Among the stories we’ve harvested so far, our favorites include the one about the Dawson family, who owned the ranch before the Carpenters, and the hunting party in the early 1900s that brought home a brother and sister pair of wild bighorn sheep. The bighorn kids had the run of the ranch yard as pets until they ate the prized patch of rhubarb, leaves, stalks and all, at which point the sheep morphed from pets into dinner. Rhubarb is a heritage edible plant in the Yampa Valley, especially prized in the days before supermarkets and car travel as an early spring source of vitamin C. Rhubarb will thus have a place in the re-created edible garden, along with the story of those bighorn sheep siblings…
Then there’s “do-me-good,” a sort of sweetener for the vats of iced tea brewed to serve the family, the haying crews, and the legions of visitors who came to the ranch in its heyday. As recollected by a granddaughter of former ranch owner Ferry Carpenter, this concoction of mint and honey was cooked to a syrupy liquid that filled pitchers next to the vats of iced tea. Pour your tea and add a slug of “do-me-good” and presumably it will (do you good, that is). Mint and the story of do-me-good, plus a sense of the huge amount of food prepared in the ranch kitchens every day, will also get their place in the garden.
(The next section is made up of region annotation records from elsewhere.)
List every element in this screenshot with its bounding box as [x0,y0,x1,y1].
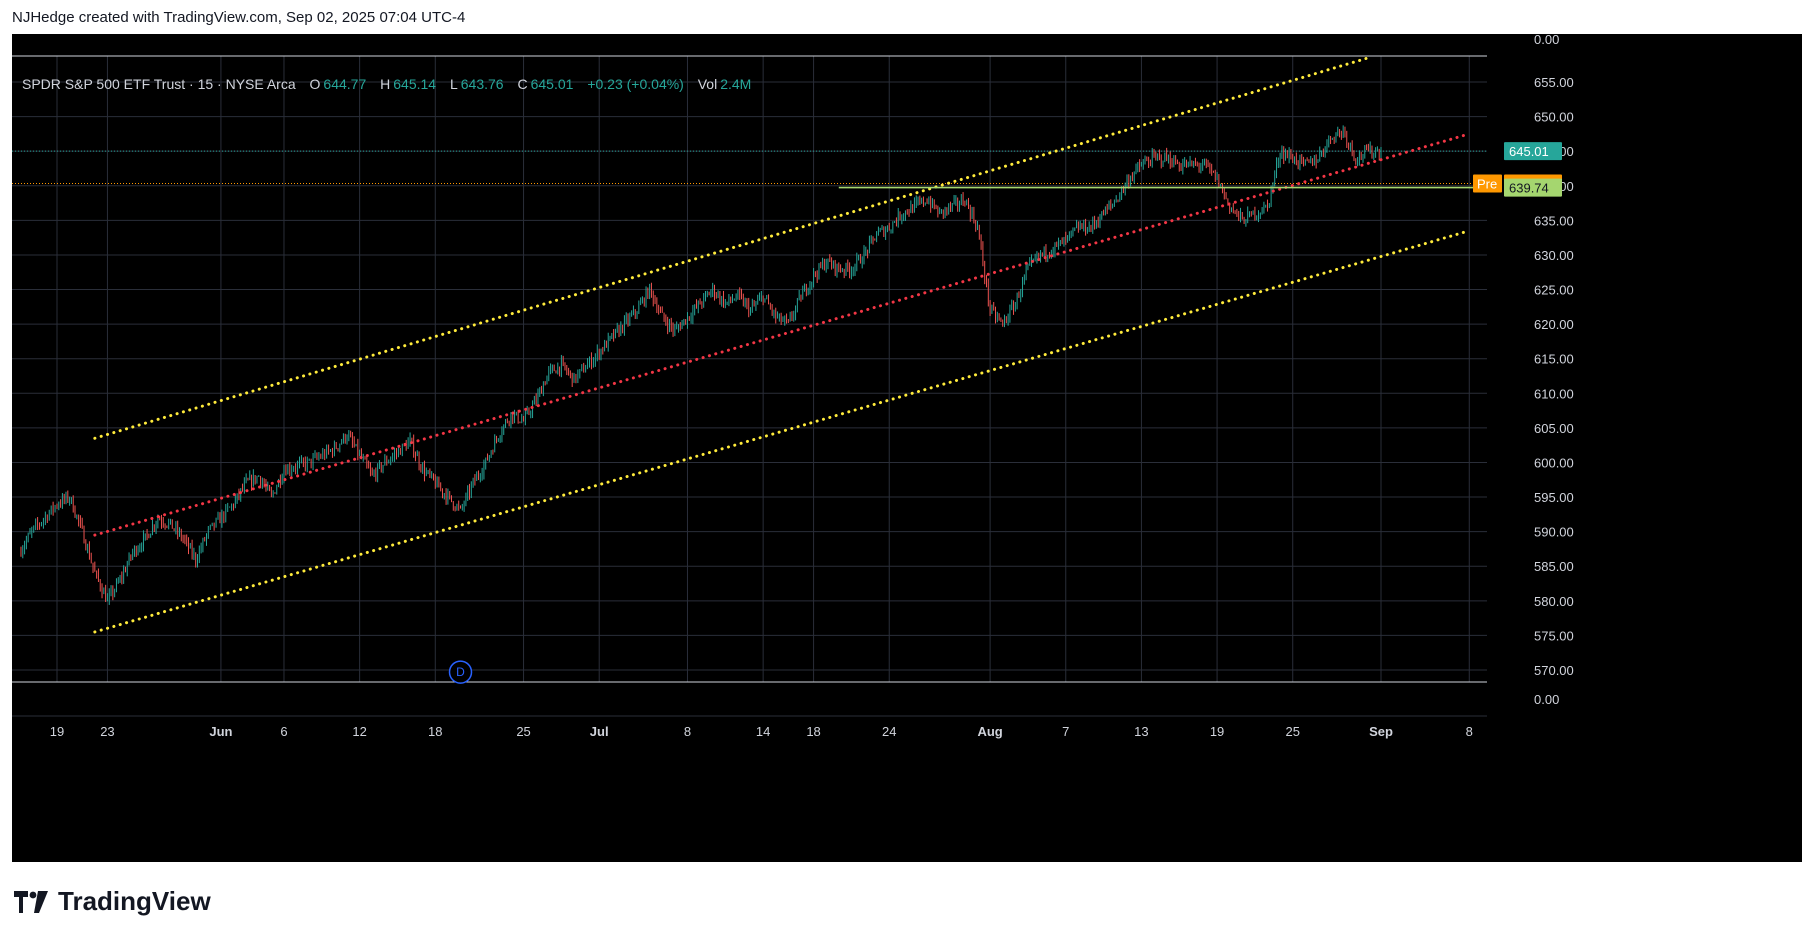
time-tick-label: 19 [50,724,64,739]
open-label: O [309,76,321,92]
time-tick-label: 24 [882,724,896,739]
upper-channel[interactable] [93,56,1370,440]
price-tick-label: 570.00 [1534,663,1574,678]
low-label: L [449,76,458,92]
price-chart[interactable]: 655.00650.00645.00640.00635.00630.00625.… [12,34,1802,862]
price-tick-label: 575.00 [1534,628,1574,643]
price-tick-label: 580.00 [1534,594,1574,609]
chart-caption: NJHedge created with TradingView.com, Se… [12,9,466,26]
dividend-marker[interactable] [448,660,473,684]
volume-value: 2.4M [720,76,752,92]
high-label: H [380,76,391,92]
time-tick-label: 25 [516,724,530,739]
time-tick-label: 14 [756,724,770,739]
price-axis[interactable] [1487,34,1802,862]
time-tick-label: 13 [1134,724,1148,739]
time-tick-label: Jul [590,724,609,739]
price-tick-label: 610.00 [1534,386,1574,401]
candlestick-series[interactable] [20,125,1382,605]
price-tick-label: 605.00 [1534,421,1574,436]
price-tick-label: 625.00 [1534,283,1574,298]
time-tick-label: 7 [1062,724,1069,739]
tradingview-brand[interactable]: TradingView [14,886,211,917]
top-pane-value-label: 0.00 [1534,34,1559,47]
time-tick-label: 23 [100,724,114,739]
time-tick-label: 18 [806,724,820,739]
pre-market-tag: Pre [1477,177,1497,192]
close-value: 645.01 [530,76,574,92]
price-tick-label: 595.00 [1534,490,1574,505]
price-tick-label: 635.00 [1534,213,1574,228]
support-level-value: 639.74 [1509,181,1549,196]
dividend-marker-label: D [456,665,465,679]
time-tick-label: 25 [1285,724,1299,739]
lower-channel[interactable] [93,229,1471,634]
price-tick-label: 620.00 [1534,317,1574,332]
time-tick-label: Aug [977,724,1002,739]
change-value: +0.23 (+0.04%) [587,76,684,92]
time-tick-label: Jun [209,724,232,739]
support-level-badge[interactable] [1504,178,1562,197]
time-tick-label: Sep [1369,724,1393,739]
chart-frame[interactable]: 655.00650.00645.00640.00635.00630.00625.… [12,34,1802,862]
low-value: 643.76 [460,76,504,92]
price-tick-label: 655.00 [1534,75,1574,90]
price-tick-label: 650.00 [1534,110,1574,125]
pre-market-tag-badge[interactable] [1473,174,1502,193]
price-tick-label: 585.00 [1534,559,1574,574]
time-tick-label: 19 [1210,724,1224,739]
high-value: 645.14 [393,76,437,92]
bottom-pane-value-label: 0.00 [1534,692,1559,707]
mid-channel[interactable] [93,132,1471,537]
close-label: C [517,76,528,92]
symbol-title[interactable]: SPDR S&P 500 ETF Trust · 15 · NYSE Arca [22,76,296,92]
price-tick-label: 600.00 [1534,455,1574,470]
last-price-value: 645.01 [1509,144,1549,159]
last-price-badge[interactable] [1504,142,1562,161]
tradingview-wordmark: TradingView [58,886,211,916]
price-tick-label: 590.00 [1534,525,1574,540]
time-tick-label: 8 [684,724,691,739]
open-value: 644.77 [323,76,367,92]
price-tick-label: 630.00 [1534,248,1574,263]
time-tick-label: 12 [352,724,366,739]
time-tick-label: 6 [280,724,287,739]
time-tick-label: 18 [428,724,442,739]
time-tick-label: 8 [1466,724,1473,739]
symbol-legend[interactable]: SPDR S&P 500 ETF Trust · 15 · NYSE Arca … [22,76,761,92]
volume-label: Vol [697,76,718,92]
price-tick-label: 615.00 [1534,352,1574,367]
tradingview-logo-icon [14,890,48,913]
There’s yampah itself, the plant whose name graces the river and the whole valley. This wild relative of parsley and parsnips blooms in late summer in white swaths in the sagebrush meadows.
It probably wasn’t the delicately lovely flowers, as in the photo above by Paul Slichter, that were so impressive that they inspired the river’s name. Most likely it was the fact that yampah was a staple food: its startchy roots, the size of small new potatoes, were roasted and eaten whole, ground into a flour used for flat-breads and griddle cakes, and used as thickener for pemmican. Yampah fed the Ute Indians, the European settlers, the grizzly bears who dug its roots in spring… Yampah was the area’s potato before potatoes arrived from Europe (though they originally come from the Andes in South America, but that’s another story), and was such an important part of the natural larder that its name now graces the river and its fertile valley.
Ask a resident of the valley today the story of the river’s name, and they likely won’t know. The story of the area’s signature plant has been severed from the landscape. That’s the kind of link we want to honor in the new gardens at the Carpenter Ranch, and we envision returning yampah’s story in part by recreating a yampah meadow, characteristic plant and all.
When Richard and I sit on the deck behind the interpretive center at the Carpenter Ranch, we don’t see a disused lawn. We see the new edible garden with raised beds sprouting where the kitchen garden was before the kitchen, milk house and potting wing burned down decades ago. We see rhubarb sprouting along with mint, raspberries, potatoes, green beans, and other edibles that are important to the heritage of the valley. We see wide perennial borders sprouting hollyhocks, daylilies, hardy irises, and other flowers that persist long after area homesteads have been abandoned.
And we see a swath of yampah meadow sprinkled with sagebrush and other wildflowers, “re-storying” this landscape for all to see and smell and touch–and be touched by.